The Progressives believed in the following: Stopping the monopolistic influence of the major business and banks in America. They wanted more representation in government at all the political levels in federal and state platforms. They advocated for an active government which would take the initiative in reform. They believed in the right of labor to unionize to get fair salaries and better working conditions. They promoted rights for women and restrictions on child labor. They also, like the Populists, supported the direct election of US Senators and graduated income tax.
The Progressive consisted of the evolved principles of populism to fit the middleclass. The main thing that differed with the two parties is their strategy to achieve their goals. Populism is more conservative and progressivism is more liberal. Populists concentrated on railroads, banks, and currency. On the other hand Progressives wanted to reform everything from democracy to labor rights. They experimented with new forms of government.
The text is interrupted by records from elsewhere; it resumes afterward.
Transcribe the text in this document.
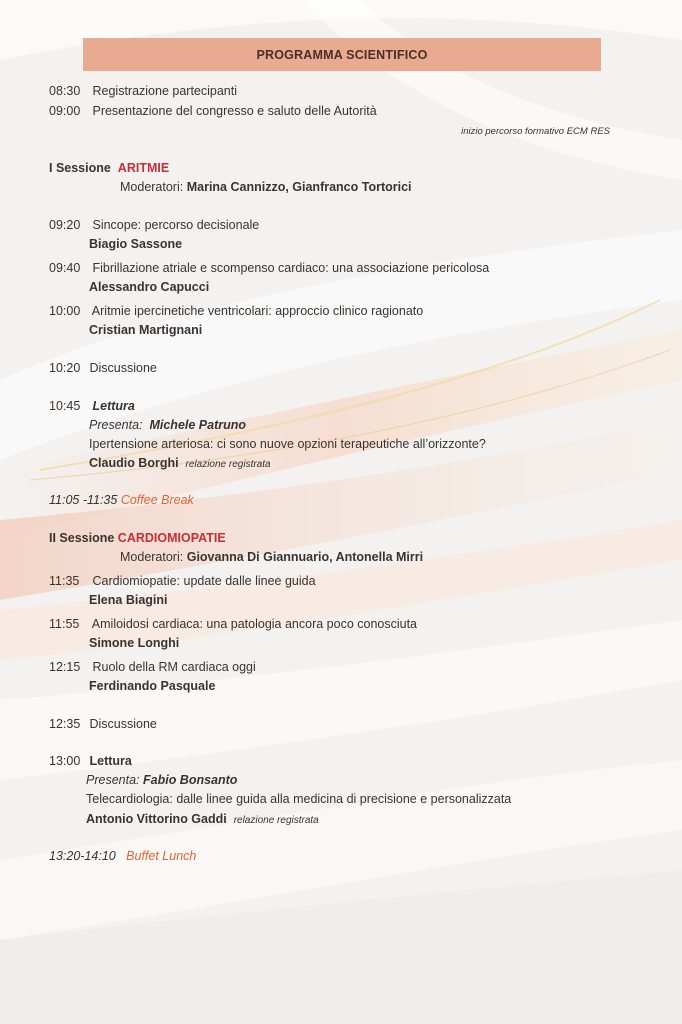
PROGRAMMA SCIENTIFICO
08:30 Registrazione partecipanti
09:00 Presentazione del congresso e saluto delle Autorità
inizio percorso formativo ECM RES
I Sessione ARITMIE
Moderatori: Marina Cannizzo, Gianfranco Tortorici
09:20 Sincope: percorso decisionale
Biagio Sassone
09:40 Fibrillazione atriale e scompenso cardiaco: una associazione pericolosa
Alessandro Capucci
10:00 Aritmie ipercinetiche ventricolari: approccio clinico ragionato
Cristian Martignani
10:20 Discussione
10:45 Lettura
Presenta: Michele Patruno
Ipertensione arteriosa: ci sono nuove opzioni terapeutiche all’orizzonte?
Claudio Borghi relazione registrata
11:05 -11:35 Coffee Break
II Sessione CARDIOMIOPATIE
Moderatori: Giovanna Di Giannuario, Antonella Mirri
11:35 Cardiomiopatie: update dalle linee guida
Elena Biagini
11:55 Amiloidosi cardiaca: una patologia ancora poco conosciuta
Simone Longhi
12:15 Ruolo della RM cardiaca oggi
Ferdinando Pasquale
12:35 Discussione
13:00 Lettura
Presenta: Fabio Bonsanto
Telecardiologia: dalle linee guida alla medicina di precisione e personalizzata
Antonio Vittorino Gaddi relazione registrata
13:20-14:10 Buffet Lunch
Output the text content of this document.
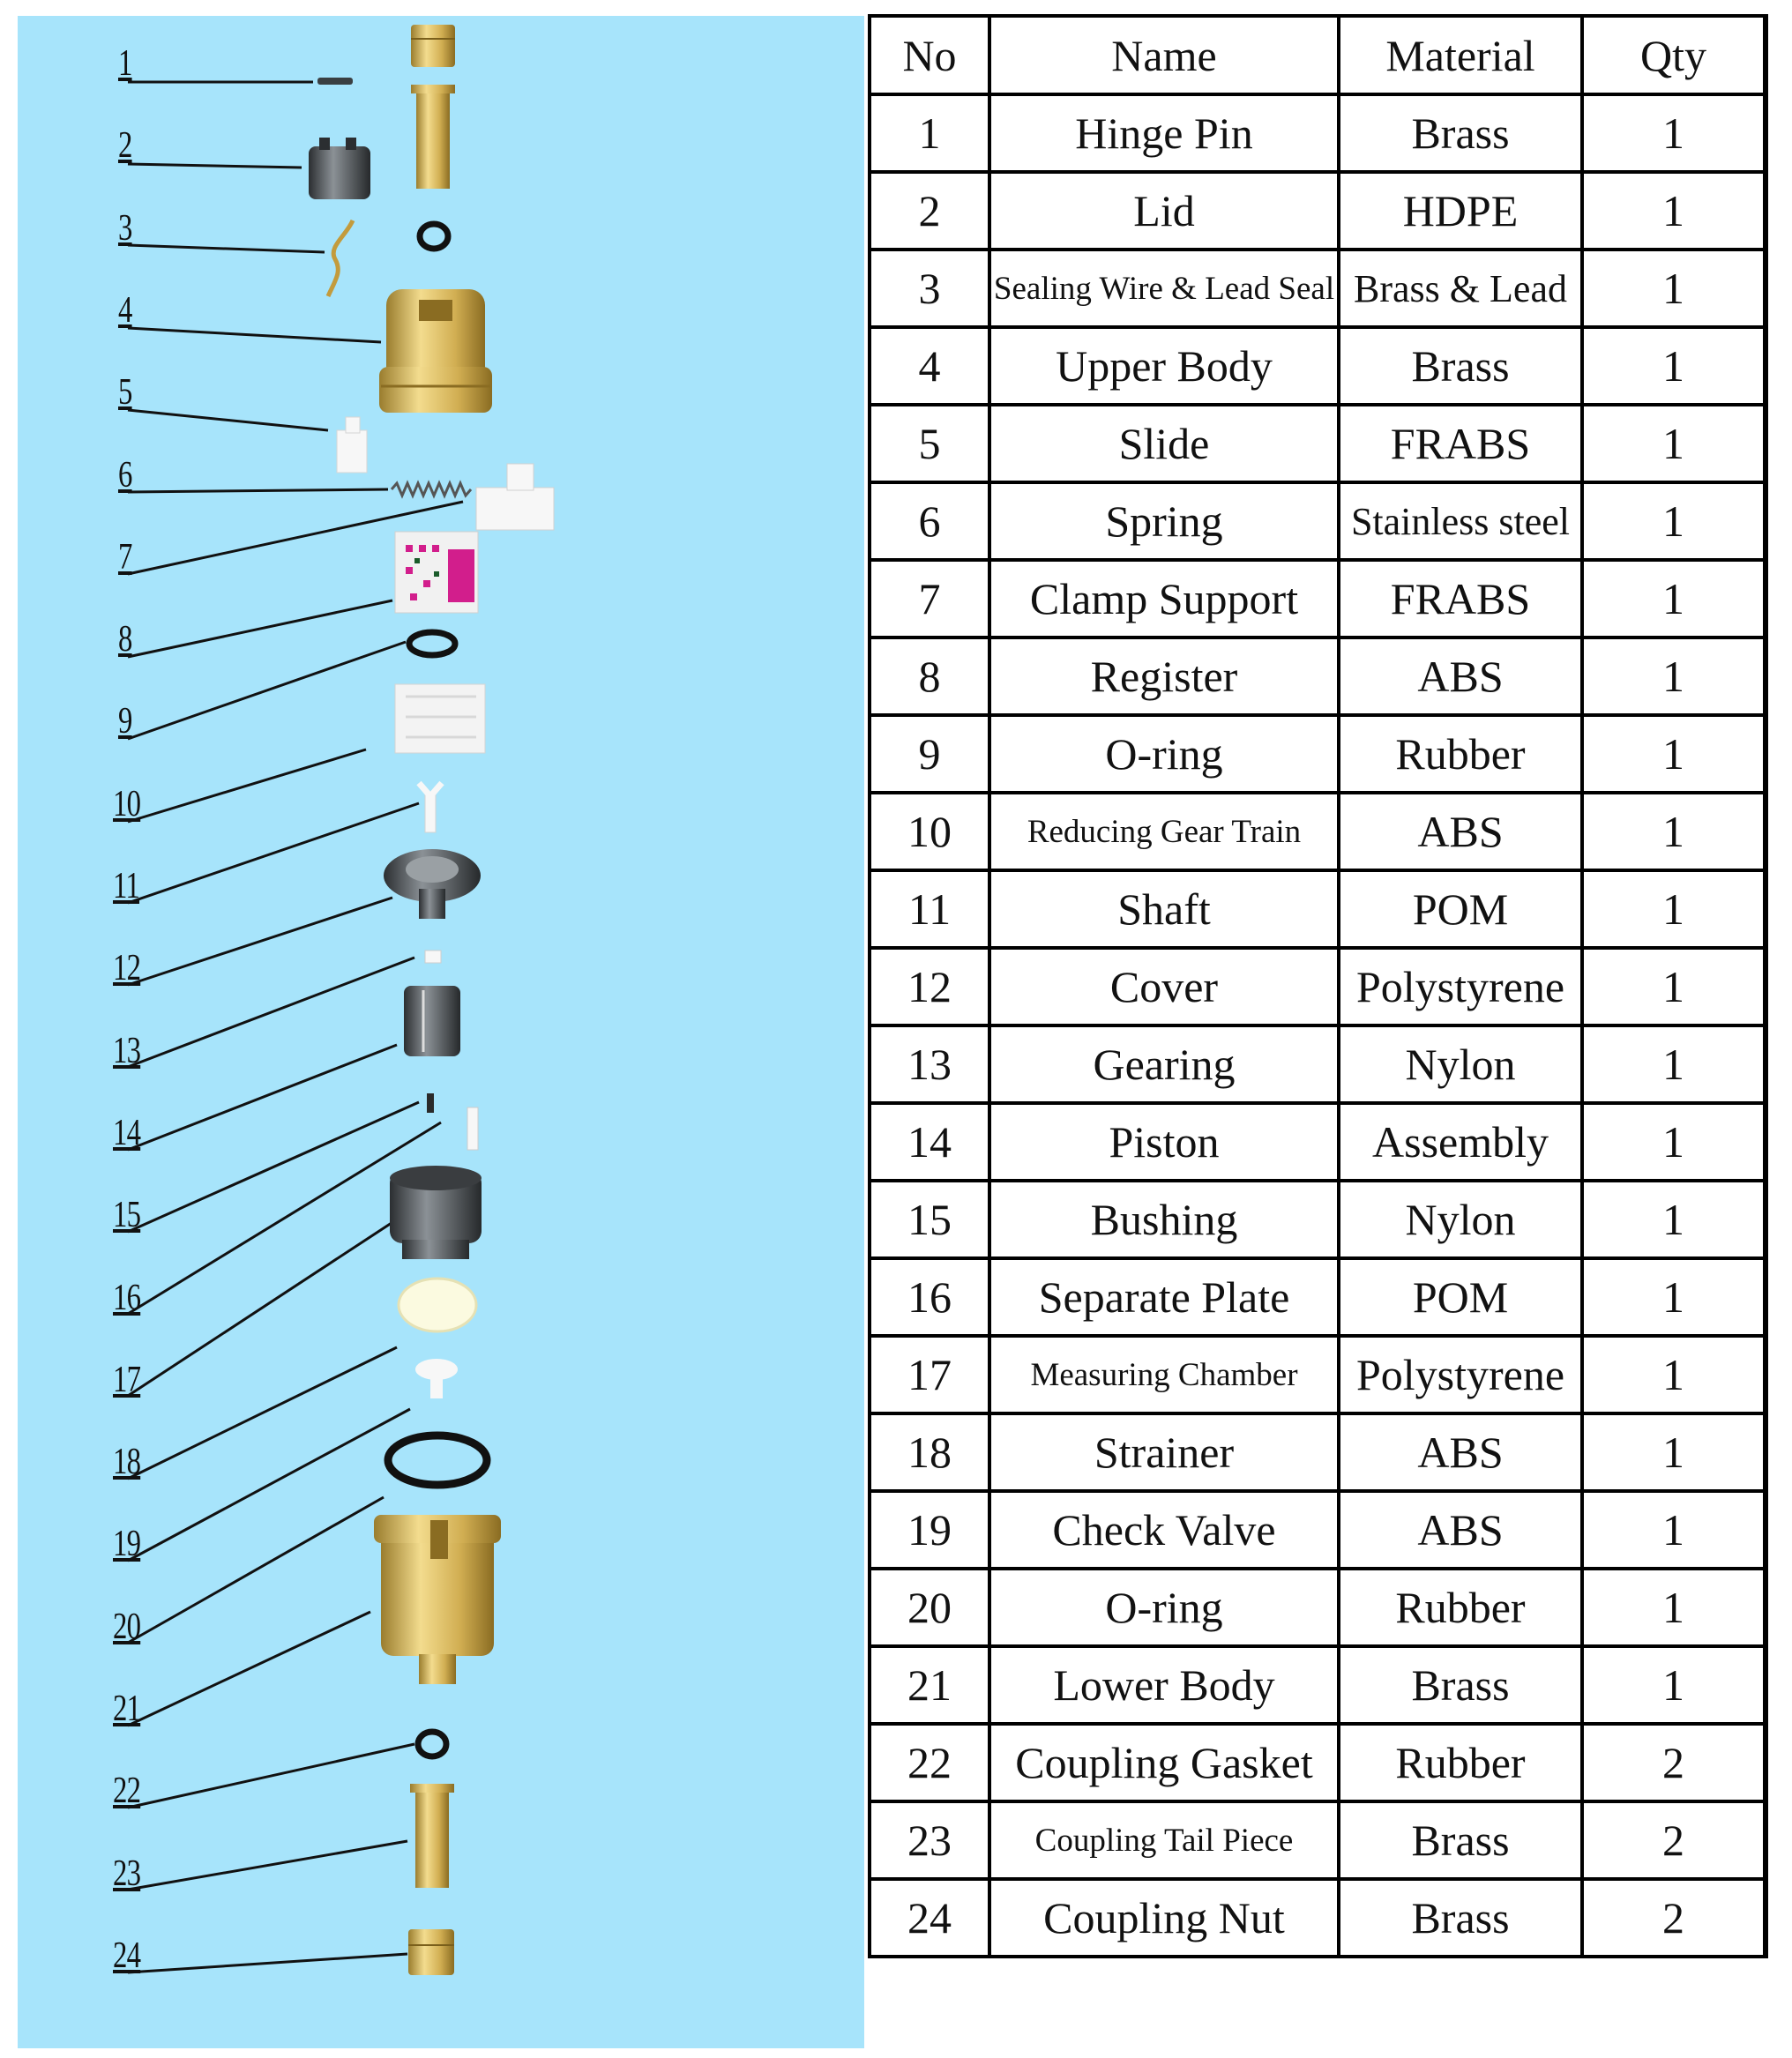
1
2
3
4
5
6
7
8
9
10
11
12
13
14
15
16
17
18
19
20
21
22
23
24
No	Name	Material	Qty
1	Hinge Pin	Brass	1
2	Lid	HDPE	1
3	Sealing Wire & Lead Seal	Brass & Lead	1
4	Upper Body	Brass	1
5	Slide	FRABS	1
6	Spring	Stainless steel	1
7	Clamp Support	FRABS	1
8	Register	ABS	1
9	O-ring	Rubber	1
10	Reducing Gear Train	ABS	1
11	Shaft	POM	1
12	Cover	Polystyrene	1
13	Gearing	Nylon	1
14	Piston	Assembly	1
15	Bushing	Nylon	1
16	Separate Plate	POM	1
17	Measuring Chamber	Polystyrene	1
18	Strainer	ABS	1
19	Check Valve	ABS	1
20	O-ring	Rubber	1
21	Lower Body	Brass	1
22	Coupling Gasket	Rubber	2
23	Coupling Tail Piece	Brass	2
24	Coupling Nut	Brass	2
The Commission Plan replaced the mayor and the council with nonpartisan commission. The City Manager Plan hired outside experts to run government.
This stopped corruption in politics. The Populists did not rely primarily on politics to make changes. In 1892 the Populists won seats in states and congress. They continued to be an influential third party until joining the democrats. The impacts of these movements are very similar. Each political platform was viewed radical in its day but many laws can be traced back to the Populists and Progressives. Direct election was incorporated in the 17th Amendment. Women were given the right to vote in 1920. Theses movements changed American society and improved equality.
The Populists and Progressives will have an everlasting effect on American individuals. Farmers formed the Grange and Alliances to protect them from being victims of big business. The Populists were formed from Grange movements. The Progressives took the farmers ideas and applied them to a more industrial setting. Both Populists and progressives were, farmers & industrial workers, were once at the heart of America. Once a new profession becomes popular America ignores the outdated profession. The Populist and progressive movements are the same movements performed by different people.